I awoke in my dark room where the bed was too crowded, courtesy of his slim body.
I took a look into the mirror and I hated seeing the spots where he had kissed me; not because I did not enjoy it, but because such kisses were meaningless, as is everything in life. Because though I thought of him endlessly in his absence, somehow now with him here I don't feel any different than before. Nothing is different, he is merely a stranger in my bed, a distraction from my vacant state.  

So he can go ahead and say with empty eyes that he loves me, he can say he misses me and sleep next to somebody else, he can say he understands when he is not listening, and nothing will be any different; because I am composed of despondency and darkness. He will never inflict as much pain in me as life has. 

As I make my way back into my room I smell cigarette smoke, he is sitting at the edge of the bed smoking. When he sees me he asks why I'd been crying.
"I was thinking."
"What of?"
"You."
He frowns a little, "did I do something wrong?"
"No."
"Then why did you cry?"
"Sometimes I just do when I realize how fucked I am."
"You're not, you're wonderful."
"You don't know me Ian."
"But I want to know you, I want to help you."
"You can't, no one can, the sole purpose of my existence is to explore the limits of human suffering, I am God's sick joke."
"That's a load of rubbish" he says annoyed taking a deep drag from his cig, "you pity yourself too much."
A small laugh escapes my dry lips. "But I do not. I never asked your help, I never ask for anyone's help.
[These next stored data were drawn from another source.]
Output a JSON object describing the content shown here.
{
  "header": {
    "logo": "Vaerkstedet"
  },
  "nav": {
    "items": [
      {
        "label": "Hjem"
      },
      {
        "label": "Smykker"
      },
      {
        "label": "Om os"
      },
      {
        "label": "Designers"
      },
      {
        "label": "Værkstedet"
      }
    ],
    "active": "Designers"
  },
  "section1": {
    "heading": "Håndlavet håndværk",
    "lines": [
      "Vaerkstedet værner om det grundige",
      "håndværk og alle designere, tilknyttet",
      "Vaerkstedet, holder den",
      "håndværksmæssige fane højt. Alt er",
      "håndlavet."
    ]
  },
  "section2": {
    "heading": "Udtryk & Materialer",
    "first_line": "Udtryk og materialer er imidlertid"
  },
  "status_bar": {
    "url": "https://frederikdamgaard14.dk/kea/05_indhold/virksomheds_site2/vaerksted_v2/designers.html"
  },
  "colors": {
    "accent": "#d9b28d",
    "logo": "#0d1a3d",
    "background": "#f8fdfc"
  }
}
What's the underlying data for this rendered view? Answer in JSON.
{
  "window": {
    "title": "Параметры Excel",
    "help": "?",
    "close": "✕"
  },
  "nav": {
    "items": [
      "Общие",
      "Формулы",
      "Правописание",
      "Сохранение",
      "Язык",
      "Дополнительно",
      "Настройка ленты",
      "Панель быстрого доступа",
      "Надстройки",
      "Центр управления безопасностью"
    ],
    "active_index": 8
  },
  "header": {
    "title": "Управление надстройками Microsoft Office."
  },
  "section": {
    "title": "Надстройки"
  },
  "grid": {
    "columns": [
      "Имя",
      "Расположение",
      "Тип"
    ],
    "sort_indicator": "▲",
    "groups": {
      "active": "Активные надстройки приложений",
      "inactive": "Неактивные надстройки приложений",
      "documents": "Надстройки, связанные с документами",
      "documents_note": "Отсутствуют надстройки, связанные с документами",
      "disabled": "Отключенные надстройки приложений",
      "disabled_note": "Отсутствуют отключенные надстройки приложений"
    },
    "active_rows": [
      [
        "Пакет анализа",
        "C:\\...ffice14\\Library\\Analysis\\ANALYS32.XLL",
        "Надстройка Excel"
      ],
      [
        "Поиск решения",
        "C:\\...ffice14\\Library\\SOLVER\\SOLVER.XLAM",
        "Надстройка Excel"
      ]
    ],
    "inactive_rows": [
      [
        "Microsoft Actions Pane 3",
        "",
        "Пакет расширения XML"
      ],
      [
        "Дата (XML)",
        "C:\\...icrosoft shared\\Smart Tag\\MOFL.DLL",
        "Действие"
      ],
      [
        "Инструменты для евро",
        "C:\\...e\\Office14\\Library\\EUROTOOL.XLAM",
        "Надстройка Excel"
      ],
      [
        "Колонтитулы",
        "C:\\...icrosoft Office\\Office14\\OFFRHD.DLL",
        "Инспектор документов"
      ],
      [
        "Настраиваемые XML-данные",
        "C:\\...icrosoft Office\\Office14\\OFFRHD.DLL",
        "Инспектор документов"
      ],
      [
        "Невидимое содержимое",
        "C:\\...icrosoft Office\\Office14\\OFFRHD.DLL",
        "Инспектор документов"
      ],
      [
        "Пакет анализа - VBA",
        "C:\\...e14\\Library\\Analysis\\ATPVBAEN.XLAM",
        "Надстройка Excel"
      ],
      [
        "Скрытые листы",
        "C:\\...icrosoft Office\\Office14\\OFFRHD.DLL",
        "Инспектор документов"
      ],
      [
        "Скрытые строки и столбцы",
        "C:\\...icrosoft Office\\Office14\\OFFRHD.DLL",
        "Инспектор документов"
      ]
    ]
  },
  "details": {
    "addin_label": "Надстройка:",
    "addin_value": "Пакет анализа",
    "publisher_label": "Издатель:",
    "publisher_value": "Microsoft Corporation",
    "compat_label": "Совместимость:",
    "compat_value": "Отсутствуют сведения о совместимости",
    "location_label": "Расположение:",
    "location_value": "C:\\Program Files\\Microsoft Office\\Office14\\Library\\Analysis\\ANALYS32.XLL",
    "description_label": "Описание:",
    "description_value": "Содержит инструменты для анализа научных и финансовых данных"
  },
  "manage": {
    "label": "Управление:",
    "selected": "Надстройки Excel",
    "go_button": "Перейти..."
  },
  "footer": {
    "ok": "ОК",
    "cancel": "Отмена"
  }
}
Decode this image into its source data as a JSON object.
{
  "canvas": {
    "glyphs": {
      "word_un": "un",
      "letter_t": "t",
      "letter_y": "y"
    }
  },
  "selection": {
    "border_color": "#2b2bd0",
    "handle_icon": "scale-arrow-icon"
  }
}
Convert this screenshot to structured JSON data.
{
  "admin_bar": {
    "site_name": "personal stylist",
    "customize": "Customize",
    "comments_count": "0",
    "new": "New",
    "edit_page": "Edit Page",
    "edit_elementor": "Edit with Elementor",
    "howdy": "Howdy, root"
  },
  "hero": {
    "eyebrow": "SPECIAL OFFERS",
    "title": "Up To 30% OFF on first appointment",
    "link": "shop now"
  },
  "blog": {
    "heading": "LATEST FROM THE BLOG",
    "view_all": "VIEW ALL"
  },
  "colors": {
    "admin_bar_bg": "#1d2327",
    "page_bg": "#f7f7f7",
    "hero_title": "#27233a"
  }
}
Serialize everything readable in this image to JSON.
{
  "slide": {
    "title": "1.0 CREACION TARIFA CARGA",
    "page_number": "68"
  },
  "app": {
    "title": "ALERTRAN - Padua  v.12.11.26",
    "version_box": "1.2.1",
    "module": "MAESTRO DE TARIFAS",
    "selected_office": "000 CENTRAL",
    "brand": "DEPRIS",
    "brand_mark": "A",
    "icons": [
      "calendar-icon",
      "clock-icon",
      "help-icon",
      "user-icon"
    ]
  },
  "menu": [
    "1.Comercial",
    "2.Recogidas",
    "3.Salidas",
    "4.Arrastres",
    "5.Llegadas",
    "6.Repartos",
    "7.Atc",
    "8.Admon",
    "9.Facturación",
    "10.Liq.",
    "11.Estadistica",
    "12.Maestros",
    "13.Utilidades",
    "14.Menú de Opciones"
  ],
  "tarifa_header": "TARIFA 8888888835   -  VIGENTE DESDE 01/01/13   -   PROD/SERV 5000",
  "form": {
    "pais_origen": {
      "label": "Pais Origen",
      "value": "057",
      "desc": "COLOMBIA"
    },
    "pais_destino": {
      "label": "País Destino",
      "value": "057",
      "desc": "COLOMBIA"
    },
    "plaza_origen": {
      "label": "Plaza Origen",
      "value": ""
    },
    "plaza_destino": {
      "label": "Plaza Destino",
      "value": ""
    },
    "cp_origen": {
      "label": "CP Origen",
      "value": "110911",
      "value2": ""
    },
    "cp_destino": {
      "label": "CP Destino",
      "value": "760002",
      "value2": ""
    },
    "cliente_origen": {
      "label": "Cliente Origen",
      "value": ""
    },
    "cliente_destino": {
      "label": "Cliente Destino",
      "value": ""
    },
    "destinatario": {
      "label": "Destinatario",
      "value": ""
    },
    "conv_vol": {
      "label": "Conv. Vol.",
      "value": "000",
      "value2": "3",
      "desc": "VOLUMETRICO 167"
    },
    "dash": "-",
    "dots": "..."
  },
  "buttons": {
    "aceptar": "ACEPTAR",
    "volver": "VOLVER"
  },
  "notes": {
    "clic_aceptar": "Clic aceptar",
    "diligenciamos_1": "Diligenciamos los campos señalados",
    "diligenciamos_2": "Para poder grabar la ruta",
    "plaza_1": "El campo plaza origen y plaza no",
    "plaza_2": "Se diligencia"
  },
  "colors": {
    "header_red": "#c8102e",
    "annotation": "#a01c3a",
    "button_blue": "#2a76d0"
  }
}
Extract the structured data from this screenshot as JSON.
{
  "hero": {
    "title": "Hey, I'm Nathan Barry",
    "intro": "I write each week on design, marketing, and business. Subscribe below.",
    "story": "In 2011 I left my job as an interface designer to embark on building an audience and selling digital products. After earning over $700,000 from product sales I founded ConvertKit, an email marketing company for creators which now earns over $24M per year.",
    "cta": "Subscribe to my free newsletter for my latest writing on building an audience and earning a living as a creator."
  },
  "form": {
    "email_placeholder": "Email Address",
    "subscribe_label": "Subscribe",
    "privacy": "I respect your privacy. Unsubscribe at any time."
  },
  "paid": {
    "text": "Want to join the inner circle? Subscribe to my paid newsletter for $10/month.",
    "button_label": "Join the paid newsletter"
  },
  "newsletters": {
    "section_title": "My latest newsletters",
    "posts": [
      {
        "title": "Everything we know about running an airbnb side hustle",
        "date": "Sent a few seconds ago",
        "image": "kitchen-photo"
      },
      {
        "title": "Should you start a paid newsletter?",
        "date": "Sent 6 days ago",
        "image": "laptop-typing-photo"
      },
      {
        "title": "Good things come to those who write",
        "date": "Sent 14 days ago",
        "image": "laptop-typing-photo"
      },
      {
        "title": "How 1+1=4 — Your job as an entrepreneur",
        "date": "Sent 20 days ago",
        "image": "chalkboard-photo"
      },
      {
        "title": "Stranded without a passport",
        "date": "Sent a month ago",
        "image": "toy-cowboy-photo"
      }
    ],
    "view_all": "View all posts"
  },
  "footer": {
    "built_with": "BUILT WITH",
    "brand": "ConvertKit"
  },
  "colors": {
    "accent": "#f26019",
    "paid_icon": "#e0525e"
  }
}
I keep my thoughts and feelings for myself and If I pity anyone it must be you."
"Me?" He asks looking back at me.
"Yes you. You're married to someone who you do not love because you are afraid."
"I'm not afraid" he scoffs.
"Of course you are, you are afraid of commitment, you are afraid of loneliness and above all you are afraid of accepting that you are not happy. But I can read you like a book. You're as fucked as I am, the only difference is you do pity yourself and that's why you hide your desperation. I do not because I am too consumed by it to give a fuck about other people's perception of me. I'm just waiting for my death."

His gaze remains upon my eyes as he processes all I have said, then he looks down placing the cigarette butt on one of my ashtrays. He gets up slowly putting his clothes on and leaves. 

*Shift in Narration*

The cool wind hit hard against my face followed by various haunting thoughts as I made my way into the night. Her words were eerie, each one true, each a thought I hid desperately in lyrics people were not meant to pay attention to. Yet she hadn't even heard such songs, she just knew. And that was the reason why she intrigued me, I thought that was the reason why I had to find her again. But what good is it being told the things you deny to yourself? I only feel worse, I feel farce.

I drop on the steps of my home like a dead man with arms tight around my legs, head tucked into my torso resting on my knees. I wish I could disappear entirely, I wish no one would remember, I wish I just didn't exist.